Click + New dataset in the top right and enter a name for your dataset. If you don’t have any datasets yet, you can also type a name directly into the empty state and click Create.

Once created, you can edit the dataset to add a description and define schemas.

SDK equivalent

from dataclasses import dataclass

from pydantic_evals import Case, Dataset

from logfire.experimental.api_client import LogfireAPIClient


@dataclass
class QuestionInput:
    question: str
    context: str | None = None


@dataclass
class AnswerOutput:
    answer: str
    confidence: float


local_dataset = Dataset[QuestionInput, AnswerOutput, None](
    name='qa-golden-set',
    cases=[
        Case(
            name='capital-question',
            inputs=QuestionInput(question='What is the capital of France?'),
            expected_output=AnswerOutput(answer='Paris', confidence=0.99),
        ),
    ],
)


with LogfireAPIClient(api_key='your-api-key') as client:
    dataset = client.push_dataset(
        local_dataset,
        description='Golden test cases for the Q&A system',
    )

See the SDK Guide for full details on creating and managing datasets programmatically.

Editing a Dataset

From the dataset detail page, click Edit to modify the dataset’s configuration. The edit form has two sections:

General: Name and description.
Schemas: Define JSON schemas for inputs, expected outputs, and metadata. Use the Generate schema toggle to have Pydantic AI create schemas from a natural language description of your data shape.

Managing Cases

From the dataset detail page, click the Cases tab to see all hosted cases for the dataset.

Add a case: Click + Add case to open the case editor. Fill in name, inputs, expected output, and metadata. When the dataset has schemas defined, fields render as labeled inputs with type information; otherwise you edit raw JSON.
Edit a case: Click the pencil icon on any case row to open the editor pre-populated with that case’s data. Make your changes and save.
Delete a case: Click the trash icon on any case row and confirm deletion.

SDK equivalent

from pydantic_evals import Case

client.add_cases(
    'qa-golden-set',
    cases=[
        Case(
            name='capital-question',
            inputs=QuestionInput(question='What is the capital of France?'),
            expected_output=AnswerOutput(answer='Paris', confidence=0.99),
        ),
    ],
)

See Manual Dataset Management in the SDK Guide for more options.

Adding Cases from Traces

You can create test cases directly from production data:

Open Live View and find a trace or span that represents a good test case.
Click the database icon (+) on the span details panel.
Select an existing dataset or create a new one.
The AI can automatically extract inputs and outputs from the span data --- review and edit the extracted values before saving.

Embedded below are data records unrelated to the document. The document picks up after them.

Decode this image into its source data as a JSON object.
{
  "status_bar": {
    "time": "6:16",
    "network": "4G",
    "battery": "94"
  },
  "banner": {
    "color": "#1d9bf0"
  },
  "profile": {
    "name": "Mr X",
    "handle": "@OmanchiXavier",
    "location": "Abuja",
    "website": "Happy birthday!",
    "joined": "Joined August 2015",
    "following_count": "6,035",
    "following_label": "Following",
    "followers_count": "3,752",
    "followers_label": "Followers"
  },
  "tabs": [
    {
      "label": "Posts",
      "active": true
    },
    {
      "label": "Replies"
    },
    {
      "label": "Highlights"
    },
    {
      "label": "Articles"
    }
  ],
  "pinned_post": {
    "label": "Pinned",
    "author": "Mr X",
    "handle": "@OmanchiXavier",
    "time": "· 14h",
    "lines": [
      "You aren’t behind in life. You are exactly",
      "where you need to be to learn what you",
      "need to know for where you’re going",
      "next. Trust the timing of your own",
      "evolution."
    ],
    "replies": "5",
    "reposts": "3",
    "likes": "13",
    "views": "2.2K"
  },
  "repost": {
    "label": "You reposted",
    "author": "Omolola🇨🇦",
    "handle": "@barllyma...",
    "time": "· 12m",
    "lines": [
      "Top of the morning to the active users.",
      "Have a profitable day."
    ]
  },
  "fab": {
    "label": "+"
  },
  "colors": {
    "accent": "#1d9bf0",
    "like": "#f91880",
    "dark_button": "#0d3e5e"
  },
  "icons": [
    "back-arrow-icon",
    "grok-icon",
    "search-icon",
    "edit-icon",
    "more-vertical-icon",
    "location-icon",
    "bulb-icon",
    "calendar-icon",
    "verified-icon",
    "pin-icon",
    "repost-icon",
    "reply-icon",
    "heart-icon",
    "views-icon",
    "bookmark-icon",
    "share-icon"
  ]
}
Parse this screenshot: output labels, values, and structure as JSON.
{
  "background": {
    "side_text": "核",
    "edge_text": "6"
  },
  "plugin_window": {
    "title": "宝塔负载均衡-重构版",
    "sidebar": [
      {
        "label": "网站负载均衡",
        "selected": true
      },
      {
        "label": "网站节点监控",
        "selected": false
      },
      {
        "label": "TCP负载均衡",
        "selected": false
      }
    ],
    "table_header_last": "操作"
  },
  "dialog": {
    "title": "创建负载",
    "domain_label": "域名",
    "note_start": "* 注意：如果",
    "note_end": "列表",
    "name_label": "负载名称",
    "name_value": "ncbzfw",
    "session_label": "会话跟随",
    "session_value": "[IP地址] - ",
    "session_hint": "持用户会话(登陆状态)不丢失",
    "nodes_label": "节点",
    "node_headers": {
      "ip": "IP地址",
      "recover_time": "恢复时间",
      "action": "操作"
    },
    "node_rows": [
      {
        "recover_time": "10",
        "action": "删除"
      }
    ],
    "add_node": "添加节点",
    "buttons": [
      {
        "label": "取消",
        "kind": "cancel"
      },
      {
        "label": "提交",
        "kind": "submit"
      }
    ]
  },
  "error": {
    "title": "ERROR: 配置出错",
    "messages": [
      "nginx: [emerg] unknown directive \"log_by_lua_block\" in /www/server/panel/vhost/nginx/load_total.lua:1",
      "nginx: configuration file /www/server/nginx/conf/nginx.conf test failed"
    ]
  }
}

This preserves a link back to the source trace, so you always know where a test case came from.

SDK equivalent

You can use add_cases with plain dicts to programmatically create the same trace linkage:

client.add_cases(
    'qa-golden-set',
    cases=[
        {
            'inputs': {'question': 'What color is the sky?'},
            'name': 'sky-color',
            'expected_output': {'answer': 'Blue'},
            'source_trace_id': 'trace-uuid-from-live-view',
            'source_span_id': 'span-uuid-from-live-view',
        },
    ],
)

See Manual Dataset Management in the SDK Guide for more details.

Exporting a Dataset

From the dataset detail page, click Export to download the dataset in one of two formats:

JSON: Raw JSON representation of all cases.
pydantic-evals: A YAML format compatible with pydantic_evals.Dataset.from_file().

What’s Next?

Once you have cases in a dataset, you can:

Run evaluations against it — see Running Evaluations.
View and compare experiment results — see Evals: Datasets & Experiments.